A study by Aon Re shows that average expected results for homeowners' insurance in hurricane-prone US states are insufficient to cover the cost of capital.
Aon Re said that even before Hurricane Katrina made landfall, homeowner insurers in coastal states knew their returns were insufficient to sustain the capital required to support the growing exposure to catastrophes.
Randall Brubaker, head of the rate-making support practice of Aon Re Services, said: "Many factors combine to create the continual need for higher premiums from homeowners in coastal states.
"These include constant population growth on concentrated coastlines, increasing home sizes and values, expansion of cover through changing interpretations of policies or statutes, and an increase in the frequency of hurricanes making landfall."
While these factors generate higher premium requirements, strong resistance from regulators and consumer advocacy groups artificially delay the inevitable rise in premiums for policyholders and accelerate insurer downgrades and insolvencies.
After Hurricane Katrina and the four significant hurricanes of 2004, the underlying assumptions about the frequency and severity of storms will be adjusted by insurers to reflect their experience and expectations for the future.

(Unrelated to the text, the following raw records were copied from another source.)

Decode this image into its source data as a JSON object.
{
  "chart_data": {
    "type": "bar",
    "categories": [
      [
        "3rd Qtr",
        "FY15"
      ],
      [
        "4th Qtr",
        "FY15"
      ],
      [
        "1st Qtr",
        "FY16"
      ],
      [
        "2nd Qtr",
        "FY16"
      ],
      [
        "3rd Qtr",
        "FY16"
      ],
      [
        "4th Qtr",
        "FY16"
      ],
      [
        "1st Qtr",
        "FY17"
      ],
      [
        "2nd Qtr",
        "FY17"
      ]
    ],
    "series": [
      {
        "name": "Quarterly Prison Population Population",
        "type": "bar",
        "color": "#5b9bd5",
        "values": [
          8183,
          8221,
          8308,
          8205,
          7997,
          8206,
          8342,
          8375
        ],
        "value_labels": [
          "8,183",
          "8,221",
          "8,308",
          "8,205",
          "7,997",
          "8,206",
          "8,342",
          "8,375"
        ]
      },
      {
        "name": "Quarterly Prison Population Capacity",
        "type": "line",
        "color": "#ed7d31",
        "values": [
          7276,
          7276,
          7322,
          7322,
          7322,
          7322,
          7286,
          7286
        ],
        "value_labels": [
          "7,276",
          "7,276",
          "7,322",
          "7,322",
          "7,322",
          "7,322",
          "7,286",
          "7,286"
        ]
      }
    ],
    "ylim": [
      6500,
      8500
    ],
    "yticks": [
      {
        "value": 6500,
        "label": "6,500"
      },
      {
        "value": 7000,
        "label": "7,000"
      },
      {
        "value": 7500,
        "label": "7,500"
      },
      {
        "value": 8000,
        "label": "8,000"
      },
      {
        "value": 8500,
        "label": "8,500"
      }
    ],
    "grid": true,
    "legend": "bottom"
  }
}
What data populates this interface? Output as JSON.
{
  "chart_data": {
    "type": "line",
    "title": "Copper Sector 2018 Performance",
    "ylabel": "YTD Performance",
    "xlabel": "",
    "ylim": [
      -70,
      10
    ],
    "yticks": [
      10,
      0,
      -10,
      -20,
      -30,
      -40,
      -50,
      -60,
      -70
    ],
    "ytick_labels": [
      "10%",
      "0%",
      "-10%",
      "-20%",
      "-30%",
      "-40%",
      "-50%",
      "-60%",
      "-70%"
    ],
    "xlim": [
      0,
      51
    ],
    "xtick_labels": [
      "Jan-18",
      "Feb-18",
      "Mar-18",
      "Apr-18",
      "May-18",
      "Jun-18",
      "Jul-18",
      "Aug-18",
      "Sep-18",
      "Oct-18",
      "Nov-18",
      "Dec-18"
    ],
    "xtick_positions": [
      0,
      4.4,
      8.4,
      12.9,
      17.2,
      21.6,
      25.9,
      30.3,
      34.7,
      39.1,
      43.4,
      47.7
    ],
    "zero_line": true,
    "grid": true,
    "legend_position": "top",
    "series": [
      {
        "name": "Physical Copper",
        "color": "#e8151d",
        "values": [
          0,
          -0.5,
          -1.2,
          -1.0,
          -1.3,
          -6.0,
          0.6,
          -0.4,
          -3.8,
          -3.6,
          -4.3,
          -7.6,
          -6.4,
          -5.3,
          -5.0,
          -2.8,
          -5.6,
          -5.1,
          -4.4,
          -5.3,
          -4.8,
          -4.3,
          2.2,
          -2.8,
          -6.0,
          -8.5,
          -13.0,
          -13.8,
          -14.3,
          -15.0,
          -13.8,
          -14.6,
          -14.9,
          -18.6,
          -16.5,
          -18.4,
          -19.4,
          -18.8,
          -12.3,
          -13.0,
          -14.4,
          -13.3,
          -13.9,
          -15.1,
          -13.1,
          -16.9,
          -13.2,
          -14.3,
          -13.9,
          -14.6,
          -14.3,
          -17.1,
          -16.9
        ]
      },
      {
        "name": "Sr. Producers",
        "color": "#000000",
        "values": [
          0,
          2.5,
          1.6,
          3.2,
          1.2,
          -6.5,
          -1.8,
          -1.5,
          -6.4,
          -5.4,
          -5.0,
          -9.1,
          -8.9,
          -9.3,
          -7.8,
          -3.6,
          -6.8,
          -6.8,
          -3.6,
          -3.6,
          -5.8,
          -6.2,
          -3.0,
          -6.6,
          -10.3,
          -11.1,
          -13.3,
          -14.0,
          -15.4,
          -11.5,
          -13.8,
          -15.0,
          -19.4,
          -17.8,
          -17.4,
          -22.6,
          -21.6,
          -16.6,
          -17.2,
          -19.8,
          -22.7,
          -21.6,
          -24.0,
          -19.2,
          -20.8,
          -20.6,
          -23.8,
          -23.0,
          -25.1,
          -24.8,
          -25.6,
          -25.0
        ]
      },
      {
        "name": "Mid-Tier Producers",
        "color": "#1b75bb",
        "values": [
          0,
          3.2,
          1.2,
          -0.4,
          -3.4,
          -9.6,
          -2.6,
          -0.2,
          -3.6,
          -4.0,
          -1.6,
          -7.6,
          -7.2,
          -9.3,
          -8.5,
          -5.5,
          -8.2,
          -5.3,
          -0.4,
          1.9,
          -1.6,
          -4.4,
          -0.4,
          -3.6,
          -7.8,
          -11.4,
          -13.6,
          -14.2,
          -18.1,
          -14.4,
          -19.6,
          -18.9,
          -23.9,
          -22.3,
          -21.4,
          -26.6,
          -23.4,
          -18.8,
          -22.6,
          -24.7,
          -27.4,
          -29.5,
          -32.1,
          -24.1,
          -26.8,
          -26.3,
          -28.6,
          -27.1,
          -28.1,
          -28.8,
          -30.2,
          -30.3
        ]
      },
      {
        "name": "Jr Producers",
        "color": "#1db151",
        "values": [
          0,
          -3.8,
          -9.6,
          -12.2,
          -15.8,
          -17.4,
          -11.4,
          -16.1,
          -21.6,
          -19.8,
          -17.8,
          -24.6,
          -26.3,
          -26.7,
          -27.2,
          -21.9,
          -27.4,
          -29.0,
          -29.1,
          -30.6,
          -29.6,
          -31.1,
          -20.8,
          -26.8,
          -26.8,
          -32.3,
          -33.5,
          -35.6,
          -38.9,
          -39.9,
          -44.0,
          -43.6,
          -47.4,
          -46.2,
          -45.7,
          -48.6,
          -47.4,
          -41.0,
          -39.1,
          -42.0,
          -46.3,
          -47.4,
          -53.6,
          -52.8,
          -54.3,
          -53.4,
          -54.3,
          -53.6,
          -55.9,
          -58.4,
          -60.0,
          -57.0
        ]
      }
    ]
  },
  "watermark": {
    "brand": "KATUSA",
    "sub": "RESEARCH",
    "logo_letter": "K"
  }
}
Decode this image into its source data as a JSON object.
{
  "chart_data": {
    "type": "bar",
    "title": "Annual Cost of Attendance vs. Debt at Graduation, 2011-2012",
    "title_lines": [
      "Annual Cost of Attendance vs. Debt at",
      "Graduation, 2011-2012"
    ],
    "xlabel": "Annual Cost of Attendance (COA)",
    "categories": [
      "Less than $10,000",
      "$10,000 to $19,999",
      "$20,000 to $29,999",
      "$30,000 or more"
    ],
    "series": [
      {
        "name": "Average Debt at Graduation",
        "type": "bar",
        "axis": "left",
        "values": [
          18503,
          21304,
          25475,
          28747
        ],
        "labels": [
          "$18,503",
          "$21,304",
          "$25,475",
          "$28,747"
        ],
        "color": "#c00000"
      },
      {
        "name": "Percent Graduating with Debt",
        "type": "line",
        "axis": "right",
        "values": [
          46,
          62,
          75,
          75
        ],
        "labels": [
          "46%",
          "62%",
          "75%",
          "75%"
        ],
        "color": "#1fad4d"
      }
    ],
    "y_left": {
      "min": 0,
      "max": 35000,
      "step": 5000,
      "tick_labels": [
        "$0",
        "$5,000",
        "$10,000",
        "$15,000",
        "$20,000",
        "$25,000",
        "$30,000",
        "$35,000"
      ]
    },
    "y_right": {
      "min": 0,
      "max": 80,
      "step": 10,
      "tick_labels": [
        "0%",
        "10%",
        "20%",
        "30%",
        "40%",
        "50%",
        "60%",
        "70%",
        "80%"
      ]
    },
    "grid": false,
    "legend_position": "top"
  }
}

Capital levels have deteriorated so significantly for homeowner insurers that operating results must now generate new surplus to support even current risk levels. Coastal states insurance results are far from returning the cost of capital required to support operations.
The report says that new underwriting strategies that better incorporate the component costs of catastrophe risks, including more conservative views of the uncertainty associated with such risks, will be formulated over the course of the next year, particularly in hurricane-prone states.